Esses desafios destacam a necessidade de reformas contínuas e investimentos para melhorar a eficiência, transparência e equidade do sistema judicial em Portugal.

“Melhorar a imagem da Justiça é um desafio complexo, muitas das vezes prejudicado por interesses corporativos”

No que concerne ao futuro, um quarto dos inquiridos mostra- se pessimista e antecipa uma maior degradação do sistema. Como vê a Justiça portuguesa no futuro?

A Justiça portuguesa tem potencial para evoluir significativamente no futuro, especialmente se implementadas algumas das melhorias sugeridas anteriormente. A adoção de tecnologias avançadas pode tornar os processos judiciais mais rápidos, eficientes e transparentes e a digitalização completa dos processos pode reduzir a burocracia e os atrasos, para além de ajudar à implementação de práticas sustentáveis, promovendo processos mais ecológicos e diminuição de custos, contribuindo positivamente para uma melhor acessibilidade ao sistema de justiça, com redução, desde logo, das taxas e encargos.

A formação contínua e a atualização dos conhecimentos dos profissionais do direito serão essenciais para garantir que estão preparados para lidar com novos desafios e tecnologias.
Uma maior transparência nos processos pode aumentar significativamente confiança pública no sistema judicial.

A implementação de práticas de justiça restaurativa pode ajudar a resolver conflitos de maneira mais eficaz, focando na reparação dos danos e na reconciliação entre as partes envolvidas. Aumentar a participação dos cidadãos no sistema judicial, através de iniciativas como júris populares e consultas públicas, pode também ajudar a fortalecer a democracia e a confiança no sistema. Com particular importância para o envolvimento dos jovens na reforma da Justiça como fator decisivo para garantir que o sistema evolua por forma a refletir as necessidades e valores das futuras gerações.

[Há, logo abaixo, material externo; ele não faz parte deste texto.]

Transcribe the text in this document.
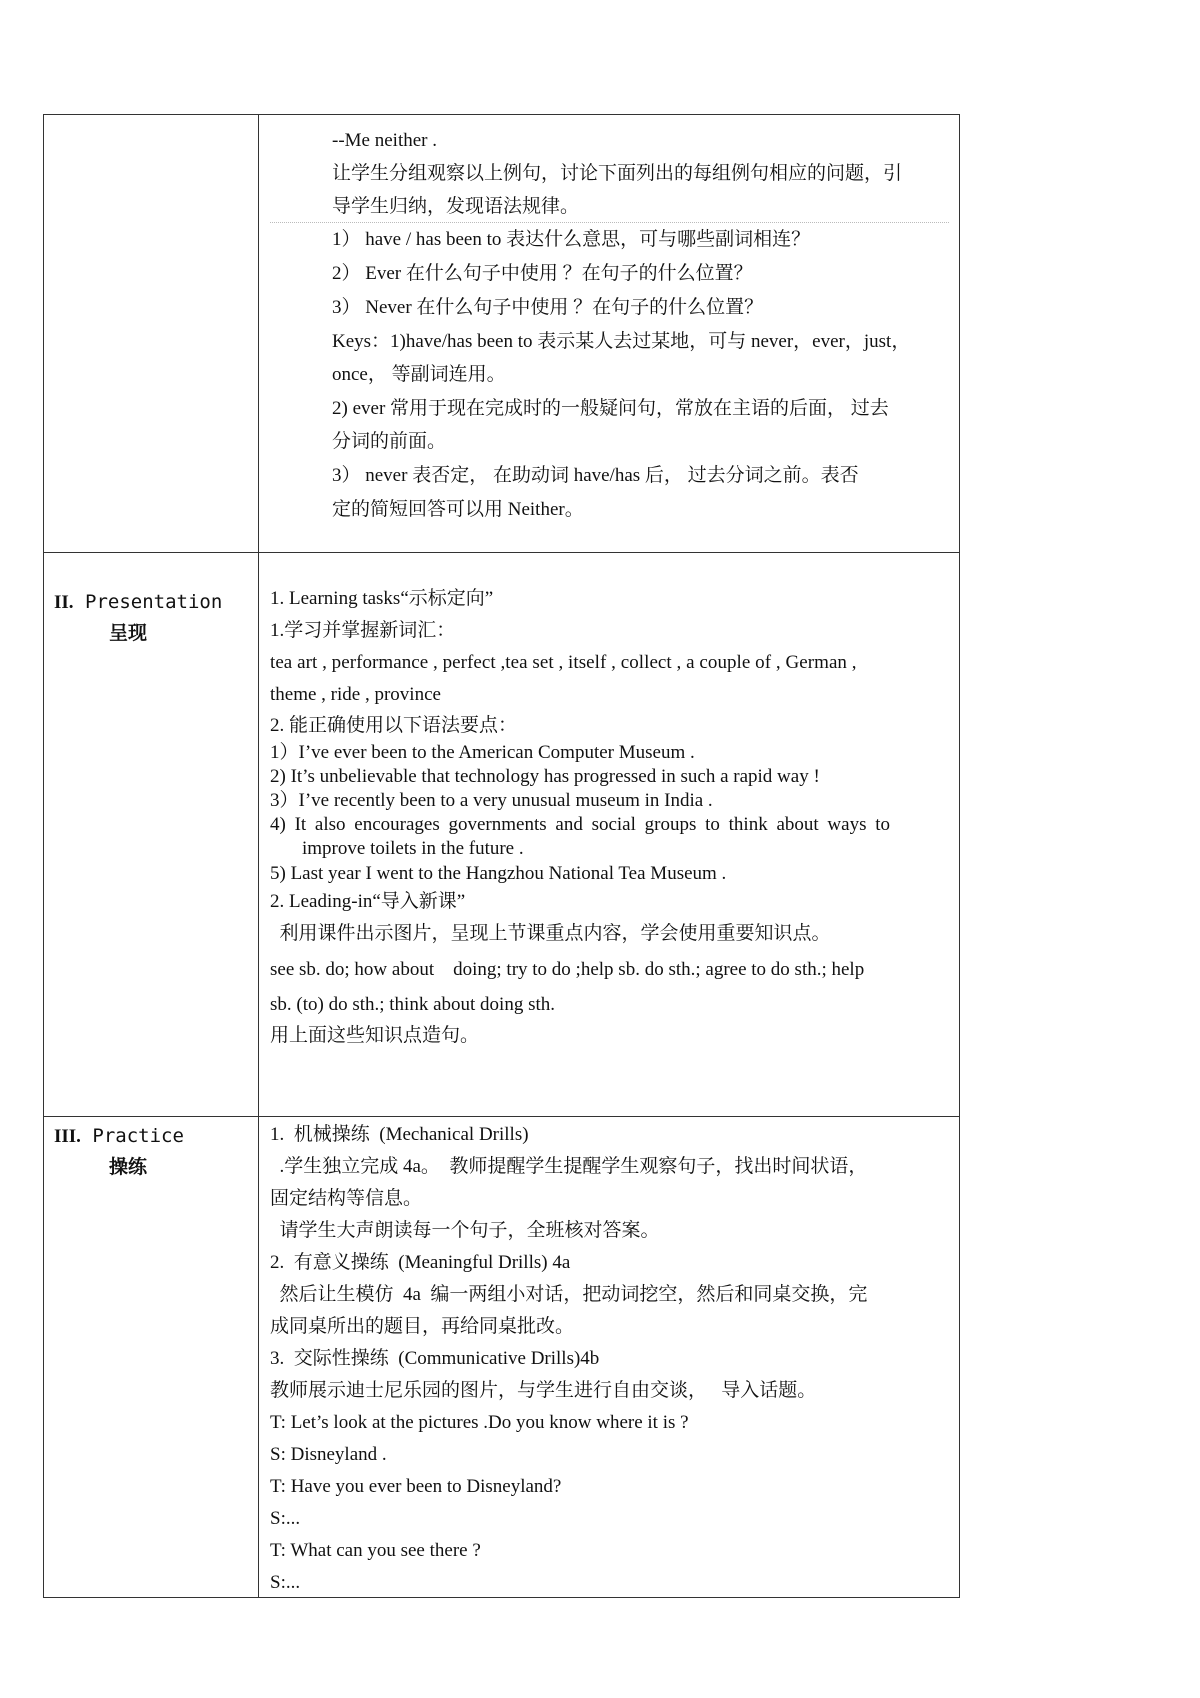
--Me neither .
让学生分组观察以上例句，讨论下面列出的每组例句相应的问题，引
导学生归纳，发现语法规律。
1） have / has been to 表达什么意思，可与哪些副词相连？
2） Ever 在什么句子中使用 ？在句子的什么位置？
3） Never 在什么句子中使用 ？在句子的什么位置？
Keys：1)have/has been to 表示某人去过某地，可与 never，ever，just，
once， 等副词连用。
2) ever 常用于现在完成时的一般疑问句，常放在主语的后面， 过去
分词的前面。
3） never 表否定， 在助动词 have/has 后， 过去分词之前。表否
定的简短回答可以用 Neither。
II. Presentation
呈现
1. Learning tasks“示标定向”
1.学习并掌握新词汇：
tea art , performance , perfect ,tea set , itself , collect , a couple of , German ,
theme , ride , province
2. 能正确使用以下语法要点：
1）I’ve ever been to the American Computer Museum .
2) It’s unbelievable that technology has progressed in such a rapid way !
3）I’ve recently been to a very unusual museum in India .
4) It also encourages governments and social groups to think about ways to
improve toilets in the future .
5) Last year I went to the Hangzhou National Tea Museum .
2. Leading-in“导入新课”
利用课件出示图片，呈现上节课重点内容，学会使用重要知识点。
see sb. do; how about    doing; try to do ;help sb. do sth.; agree to do sth.; help
sb. (to) do sth.; think about doing sth.
用上面这些知识点造句。
III. Practice
操练
1.  机械操练  (Mechanical Drills)
.学生独立完成 4a。  教师提醒学生提醒学生观察句子，找出时间状语，
固定结构等信息。
请学生大声朗读每一个句子，全班核对答案。
2.  有意义操练  (Meaningful Drills) 4a
然后让生模仿  4a  编一两组小对话，把动词挖空，然后和同桌交换，完
成同桌所出的题目，再给同桌批改。
3.  交际性操练  (Communicative Drills)4b
教师展示迪士尼乐园的图片，与学生进行自由交谈，   导入话题。
T: Let’s look at the pictures .Do you know where it is ?
S: Disneyland .
T: Have you ever been to Disneyland?
S:...
T: What can you see there ?
S:...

Tal poderá ser alcançado pela introdução de programas de educação jurídica nas escolas e universidades para aumentar a compreensão dos jovens sobre o funcionamento do sistema judicial e os seus direitos; criação de espaços onde os jovens possam discutir, seja presencialmente ou online, questões relacionadas com a Justiça, como debates, fóruns e workshops; oferecer oportunidades de estágio e voluntariado em instituições judiciais e organizações de direitos humanos para que os jovens possam ganhar experiência prática e contribuir para a reforma; inclui-los em consultas públicas sobre reformas judiciais, permitindo que eles expressem as suas opiniões e ideias; utilização de plataformas digitais e redes sociais para envolver os jovens em discussões sobre justiça e reformas, aproveitando as ferramentas que eles já usam diariamente; criação de programas de mentoria onde profissionais do direito possam orientar jovens interessados em carreiras jurídicas, ajudando- os a entender melhor o sistema e a identificar áreas de melhoria; incentivar os jovens a participar em projetos de inovação que visem melhorar o sistema judicial, como “hackathons” e competições de ideias; promover campanhas de sensibilização sobre a importância da Justiça e as áreas que necessitam de reforma, utilizando linguagem e meios que ressoem com os jovens.

Envolver os jovens na reforma da Justiça não só traz novas perspetivas e ideias, mas também ajudará a construir um sistema mais justo e inclusivo para todos.